Carroll told Ivanhoe, "It became like pin pricks, like someone took a little needle and jabbed me really quick, and after that it became almost every single day, multiple times throughout the day. I ended up actually grabbing onto my breasts because it hurt so bad."

Reoccurring breast lumps were to blame.

"Nothing I seemed to do helped at all," said Carroll.

Until a doctor recommended the SAVI SCOUT.

Charles Cox, M.D., Professor of Surgery at the University of South Florida said, "It's a huge advancement because it allows for more capabilities in more centers."

Dr. Cox said the procedure uses a radar guidance system to target tissue.

"It's made for a much more cost effective logistically sound method of removing tumors that are non- palpable," Dr. Cox told Ivanhoe.

Here's how it works: first, a reflector, the size of a grain of rice, is placed in the target tissue. This can be done up to seven days prior to surgery. Then infrared light and electromagnetic waves locate the reflector to plan the incision.

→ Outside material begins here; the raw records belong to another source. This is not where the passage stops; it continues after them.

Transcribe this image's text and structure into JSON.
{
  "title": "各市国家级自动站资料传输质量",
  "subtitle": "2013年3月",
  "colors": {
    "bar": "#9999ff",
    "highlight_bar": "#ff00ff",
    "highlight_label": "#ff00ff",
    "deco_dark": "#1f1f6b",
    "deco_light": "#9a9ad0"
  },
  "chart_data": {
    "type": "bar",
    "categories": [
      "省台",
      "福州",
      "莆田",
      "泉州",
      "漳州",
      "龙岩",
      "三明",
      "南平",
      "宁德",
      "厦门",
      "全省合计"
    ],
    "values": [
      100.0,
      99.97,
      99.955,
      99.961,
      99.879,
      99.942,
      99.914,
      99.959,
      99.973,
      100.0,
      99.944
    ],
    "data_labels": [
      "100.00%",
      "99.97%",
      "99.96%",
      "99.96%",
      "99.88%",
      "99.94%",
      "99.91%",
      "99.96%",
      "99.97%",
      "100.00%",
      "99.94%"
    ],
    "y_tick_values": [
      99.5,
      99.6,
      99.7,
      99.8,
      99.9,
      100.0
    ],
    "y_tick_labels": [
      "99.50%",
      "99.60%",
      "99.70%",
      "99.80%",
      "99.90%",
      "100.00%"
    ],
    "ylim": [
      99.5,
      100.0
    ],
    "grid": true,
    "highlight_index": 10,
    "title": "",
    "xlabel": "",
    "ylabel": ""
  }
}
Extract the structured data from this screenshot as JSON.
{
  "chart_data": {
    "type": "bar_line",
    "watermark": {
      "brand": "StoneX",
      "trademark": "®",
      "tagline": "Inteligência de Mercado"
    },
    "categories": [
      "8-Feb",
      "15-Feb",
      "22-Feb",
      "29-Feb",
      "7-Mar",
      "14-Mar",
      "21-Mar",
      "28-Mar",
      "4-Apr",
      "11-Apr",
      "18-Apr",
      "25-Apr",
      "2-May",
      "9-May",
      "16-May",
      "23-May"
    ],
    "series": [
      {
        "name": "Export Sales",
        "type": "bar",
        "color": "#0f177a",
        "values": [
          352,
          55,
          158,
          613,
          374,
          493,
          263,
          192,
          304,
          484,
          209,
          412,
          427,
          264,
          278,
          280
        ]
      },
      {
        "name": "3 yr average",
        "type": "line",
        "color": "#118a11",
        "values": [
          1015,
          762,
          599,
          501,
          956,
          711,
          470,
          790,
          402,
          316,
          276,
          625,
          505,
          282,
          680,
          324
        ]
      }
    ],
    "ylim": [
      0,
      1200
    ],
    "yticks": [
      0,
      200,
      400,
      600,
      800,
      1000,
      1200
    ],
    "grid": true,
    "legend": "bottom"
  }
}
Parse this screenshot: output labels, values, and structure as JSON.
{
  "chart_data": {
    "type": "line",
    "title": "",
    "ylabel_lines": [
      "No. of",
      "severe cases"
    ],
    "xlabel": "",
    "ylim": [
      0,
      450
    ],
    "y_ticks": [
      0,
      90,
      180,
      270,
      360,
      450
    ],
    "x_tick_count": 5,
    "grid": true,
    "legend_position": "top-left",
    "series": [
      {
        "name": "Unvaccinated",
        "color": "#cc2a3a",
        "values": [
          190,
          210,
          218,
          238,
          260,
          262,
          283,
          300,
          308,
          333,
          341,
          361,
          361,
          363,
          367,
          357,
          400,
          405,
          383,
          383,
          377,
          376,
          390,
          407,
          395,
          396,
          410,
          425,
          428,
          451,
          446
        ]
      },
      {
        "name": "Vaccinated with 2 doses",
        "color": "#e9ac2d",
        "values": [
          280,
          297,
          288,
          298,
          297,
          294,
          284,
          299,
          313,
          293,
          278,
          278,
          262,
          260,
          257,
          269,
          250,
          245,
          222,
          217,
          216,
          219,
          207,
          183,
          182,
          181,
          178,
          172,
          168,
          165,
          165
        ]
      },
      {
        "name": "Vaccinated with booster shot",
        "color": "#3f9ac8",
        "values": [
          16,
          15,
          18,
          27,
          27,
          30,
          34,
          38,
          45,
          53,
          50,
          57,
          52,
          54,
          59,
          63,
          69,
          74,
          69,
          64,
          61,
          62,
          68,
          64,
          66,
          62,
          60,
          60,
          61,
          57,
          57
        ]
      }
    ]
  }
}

The surgeon then removes the reflector and target tissue.

"By being able to center in and localizing it carefully, you'll be able to remove it with the least amount of tissue," explained Dr. Cox.

The procedure worked well for Carroll.

Carroll said, "I couldn't pick up my camera after certain angles, because I would start feeling pain."

Now Carroll can zoom in on other things.

Dr. Cox said the SAVI SCOUT can be used on any woman needing a lumpectomy for breast cancer or incision biopsy for non-cancerous lesions. Most insurance companies cover the SAVI SCOUT.